El rol de la investigación en la sociedad (Parte I)

01-04-2021 10:06

Hace un par de semanas tuve el honor de ser designado como el responsable de la estrategia de investigación de la Escuela de Ciencias Sociales y Gobierno del Tecnológico de Monterrey. Se trata de un encargo con enormes retos, tanto en lo global como en lo local.

A nivel mundial persiste un halo de incertidumbre ocasionado por la velocidad con la que se ejecuta la vacunación de la población en medio de la tercera ola de la pandemia de COVID-19, así como por las inclinaciones nacionalistas que constantemente se vuelven una amenaza para las democracias en todas las latitudes.

A nivel nacional, estamos bajo la administración de un gobierno que, por un lado, ha enfocado sus esfuerzos en prerrogativas político-electorales con desastrosas consecuencias en las condiciones económicas de los habitantes del país, incluso en plena pandemia (ver estudio del Centro de Estudios Espinosa Yglesias).

Y, por el otro lado, ese mismo gobierno no solo desestima el conocimiento científico, cancelando becas y apoyos a la investigación, sino también lo señala y ataca. Ambas condiciones limitan las opciones para el destino de recursos financieros a la investigación y suman complejidad a la tendencia por parte de la sociedad de cuestionar el papel de la investigación originada en la academia y los beneficios específicos que ésta genera.

Sin embargo, estimado lector, la designación sobre la cual tengo la fortuna de comentarle, es también un mosaico de oportunidades y de reflexión sobre un aspecto muy apropiado dada la coyuntura: ¿cuál es el rol de las Ciencias Sociales? ¿Cuál debe ser la aportación de la investigación que realiza una universidad hacia la sociedad?

El paradigma dominante que evalúa el impacto de la investigación es, me temo, muy acotado. Las métricas relevantes bajo las que tradicionalmente se rige el valor de la investigación están relacionadas al número de publicaciones SCOPUS en revistas arbitradas con clasificación Q1 y Q2, el número de citas que genera cada publicación y el monto financiero de atracción de fondos para la investigación, entre otras.

Dicho de otro modo, es estándar evaluar solo el impacto académico de la investigación. No es, empero, un punto de partida erróneo, ya que es común denominador para un investigador obtener el reconocimiento de sus pares si es que también desea ejercer influencia en un espectro de la población más amplio.
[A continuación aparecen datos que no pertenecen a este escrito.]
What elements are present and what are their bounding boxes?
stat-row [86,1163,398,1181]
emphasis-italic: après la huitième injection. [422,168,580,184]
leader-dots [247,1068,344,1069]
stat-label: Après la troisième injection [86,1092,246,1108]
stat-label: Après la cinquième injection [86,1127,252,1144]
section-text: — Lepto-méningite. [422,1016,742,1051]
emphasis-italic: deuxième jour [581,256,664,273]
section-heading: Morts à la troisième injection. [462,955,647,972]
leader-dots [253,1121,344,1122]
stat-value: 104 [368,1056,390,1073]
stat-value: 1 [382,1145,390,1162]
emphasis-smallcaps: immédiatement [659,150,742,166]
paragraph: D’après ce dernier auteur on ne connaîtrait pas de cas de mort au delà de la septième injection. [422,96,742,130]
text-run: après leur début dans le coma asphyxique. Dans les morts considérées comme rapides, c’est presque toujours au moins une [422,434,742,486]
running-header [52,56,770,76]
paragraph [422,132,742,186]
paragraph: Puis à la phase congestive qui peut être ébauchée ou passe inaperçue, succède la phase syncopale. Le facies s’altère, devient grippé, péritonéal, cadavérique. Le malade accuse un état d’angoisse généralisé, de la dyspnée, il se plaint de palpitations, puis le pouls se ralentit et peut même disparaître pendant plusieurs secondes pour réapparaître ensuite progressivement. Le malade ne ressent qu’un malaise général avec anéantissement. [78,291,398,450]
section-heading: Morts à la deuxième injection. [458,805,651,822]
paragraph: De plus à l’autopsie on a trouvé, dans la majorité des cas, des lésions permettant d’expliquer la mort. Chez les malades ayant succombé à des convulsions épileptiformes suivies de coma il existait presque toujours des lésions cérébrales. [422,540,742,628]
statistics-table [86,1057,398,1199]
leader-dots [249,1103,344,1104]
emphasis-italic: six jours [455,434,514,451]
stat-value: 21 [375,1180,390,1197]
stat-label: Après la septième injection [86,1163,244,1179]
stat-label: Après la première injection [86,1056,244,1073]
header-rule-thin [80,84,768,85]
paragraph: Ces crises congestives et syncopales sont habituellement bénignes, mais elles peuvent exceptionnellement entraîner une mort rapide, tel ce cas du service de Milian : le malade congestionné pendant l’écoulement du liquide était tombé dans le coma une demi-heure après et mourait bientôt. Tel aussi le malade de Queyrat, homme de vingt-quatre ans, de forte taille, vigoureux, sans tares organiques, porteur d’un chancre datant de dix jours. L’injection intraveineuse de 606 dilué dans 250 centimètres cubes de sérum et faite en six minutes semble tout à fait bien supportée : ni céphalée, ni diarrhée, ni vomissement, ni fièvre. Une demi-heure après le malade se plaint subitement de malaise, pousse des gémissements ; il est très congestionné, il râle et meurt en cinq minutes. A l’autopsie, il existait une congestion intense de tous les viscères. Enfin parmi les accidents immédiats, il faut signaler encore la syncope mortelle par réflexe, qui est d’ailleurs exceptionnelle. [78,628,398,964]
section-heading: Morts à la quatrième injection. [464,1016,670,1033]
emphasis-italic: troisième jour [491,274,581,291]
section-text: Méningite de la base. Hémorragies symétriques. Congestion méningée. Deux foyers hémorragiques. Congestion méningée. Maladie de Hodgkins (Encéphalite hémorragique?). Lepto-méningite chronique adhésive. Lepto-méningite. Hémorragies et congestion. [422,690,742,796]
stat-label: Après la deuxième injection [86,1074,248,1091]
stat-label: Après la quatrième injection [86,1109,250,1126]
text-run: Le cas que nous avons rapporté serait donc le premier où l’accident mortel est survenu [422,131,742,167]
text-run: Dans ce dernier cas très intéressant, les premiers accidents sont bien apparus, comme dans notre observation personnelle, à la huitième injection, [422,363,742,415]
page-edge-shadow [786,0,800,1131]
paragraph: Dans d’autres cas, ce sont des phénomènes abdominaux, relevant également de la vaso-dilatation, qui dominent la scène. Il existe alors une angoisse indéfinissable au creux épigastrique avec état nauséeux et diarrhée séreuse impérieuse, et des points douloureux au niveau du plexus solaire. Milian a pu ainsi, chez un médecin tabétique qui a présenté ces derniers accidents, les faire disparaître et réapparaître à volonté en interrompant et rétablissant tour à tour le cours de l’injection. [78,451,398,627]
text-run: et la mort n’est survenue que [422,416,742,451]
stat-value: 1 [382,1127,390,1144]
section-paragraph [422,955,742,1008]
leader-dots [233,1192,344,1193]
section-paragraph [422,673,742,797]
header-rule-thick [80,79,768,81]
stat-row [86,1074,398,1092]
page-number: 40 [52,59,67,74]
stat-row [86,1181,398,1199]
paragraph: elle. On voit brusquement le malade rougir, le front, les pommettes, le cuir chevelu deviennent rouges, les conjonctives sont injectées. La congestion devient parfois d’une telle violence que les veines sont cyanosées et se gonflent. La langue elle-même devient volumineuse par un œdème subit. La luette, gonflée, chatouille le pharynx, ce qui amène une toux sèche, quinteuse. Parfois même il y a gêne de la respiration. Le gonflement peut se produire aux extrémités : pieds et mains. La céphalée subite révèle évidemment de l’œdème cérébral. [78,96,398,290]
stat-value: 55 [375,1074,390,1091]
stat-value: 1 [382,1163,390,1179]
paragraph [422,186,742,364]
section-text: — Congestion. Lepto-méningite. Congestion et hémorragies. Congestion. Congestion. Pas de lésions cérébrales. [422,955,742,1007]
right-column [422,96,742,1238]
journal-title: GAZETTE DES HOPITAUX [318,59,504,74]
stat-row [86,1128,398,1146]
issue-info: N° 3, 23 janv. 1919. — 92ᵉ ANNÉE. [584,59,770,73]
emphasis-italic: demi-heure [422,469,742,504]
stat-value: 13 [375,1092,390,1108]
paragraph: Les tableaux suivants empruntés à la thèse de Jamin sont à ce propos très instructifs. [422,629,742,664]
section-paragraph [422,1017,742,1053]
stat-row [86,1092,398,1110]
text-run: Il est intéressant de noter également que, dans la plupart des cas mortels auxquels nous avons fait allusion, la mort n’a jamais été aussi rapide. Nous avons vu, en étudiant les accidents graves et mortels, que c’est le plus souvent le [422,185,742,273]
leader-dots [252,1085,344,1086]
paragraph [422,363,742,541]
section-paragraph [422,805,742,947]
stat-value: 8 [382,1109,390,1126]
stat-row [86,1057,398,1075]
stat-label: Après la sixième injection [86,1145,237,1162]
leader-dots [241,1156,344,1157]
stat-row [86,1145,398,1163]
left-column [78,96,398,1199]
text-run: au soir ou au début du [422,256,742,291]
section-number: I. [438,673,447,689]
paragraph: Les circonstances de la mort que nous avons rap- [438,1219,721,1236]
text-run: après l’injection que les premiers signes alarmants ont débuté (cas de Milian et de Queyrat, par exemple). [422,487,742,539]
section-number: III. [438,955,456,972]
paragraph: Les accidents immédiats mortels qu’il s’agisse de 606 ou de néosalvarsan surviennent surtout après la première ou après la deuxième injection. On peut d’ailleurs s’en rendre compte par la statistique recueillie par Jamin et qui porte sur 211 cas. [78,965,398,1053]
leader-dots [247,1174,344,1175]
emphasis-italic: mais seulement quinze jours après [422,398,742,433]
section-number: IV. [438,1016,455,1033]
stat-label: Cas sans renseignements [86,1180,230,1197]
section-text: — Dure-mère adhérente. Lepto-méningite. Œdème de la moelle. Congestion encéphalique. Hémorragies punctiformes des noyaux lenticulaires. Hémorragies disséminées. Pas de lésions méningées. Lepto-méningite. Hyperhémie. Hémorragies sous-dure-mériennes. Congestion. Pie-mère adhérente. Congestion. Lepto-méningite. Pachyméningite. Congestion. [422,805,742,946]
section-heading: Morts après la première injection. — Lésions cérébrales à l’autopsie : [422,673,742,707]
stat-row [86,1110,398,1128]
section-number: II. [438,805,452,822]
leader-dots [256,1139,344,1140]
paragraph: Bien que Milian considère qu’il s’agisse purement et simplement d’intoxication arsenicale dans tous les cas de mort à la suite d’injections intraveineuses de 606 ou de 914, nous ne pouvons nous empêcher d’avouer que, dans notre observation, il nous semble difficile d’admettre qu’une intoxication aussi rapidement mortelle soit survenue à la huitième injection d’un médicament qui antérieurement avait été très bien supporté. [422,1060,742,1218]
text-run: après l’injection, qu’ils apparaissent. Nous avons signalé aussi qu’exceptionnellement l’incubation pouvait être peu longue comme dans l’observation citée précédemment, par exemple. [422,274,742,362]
No existe un consenso sobre las métricas que deberían utilizarse para evaluar el impacto que la investigación de las ciencias sociales produce en la sociedad más allá de la academia. Después de todo, es fácil identificar el beneficio que han producido en la vida cotidiana de las personas las plataformas tecnológicas como Uber, Airbnb o Rappi. Y, por el contrario, es complejo establecer cómo una serie de disciplinas han proporcionado distintas herramientas para revalorar la perspectiva de los impactos de dichas plataformas de economía colaborativa.

No obstante, ¿acaso no es relevante que un investigador explique en un medio masivo de comunicación, por ejemplo, el costo de oportunidad que incurre un gobierno en no destinar recursos para la regulación de las actividades de dichas empresas? De igual forma ¿no es fundamental contar con mecanismos de participación ciudadana entre organizaciones de la sociedad civil e investigadores universitarios, para dar trazabilidad y crear consciencia respecto a la rendición de cuentas sobre el proceso de detección, atención y tratamiento de COVID-19, así como sobre el proceso de aplicación de la vacuna? ¿Tienen impacto los investigadores que lideran a un equipo multidisciplinario para la formulación del Plan Hídrico Nuevo León 2050? ¿Y qué me dice de aquellos profesores que involucraron a sus estudiantes para crear la plataforma más completa de investigación, monitoreo y seguimiento a los datos oficiales sobre el COVID-19?

Sin lugar a duda esta columna no puede enlistar todo el esfuerzo y resultados de la investigación que realizan los y las colegas de Ciencias Sociales y de la Escuela de Gobierno y Transformación Pública del Tecnológico de Monterrey. Pero es evidente que el impacto de su investigación trasciende la esfera académica y se incrusta en la sociedad, habilitando el interés de su comunidad y de los ciudadanos en participar en la transformación de lo público. En la siguiente columna explicaré cómo.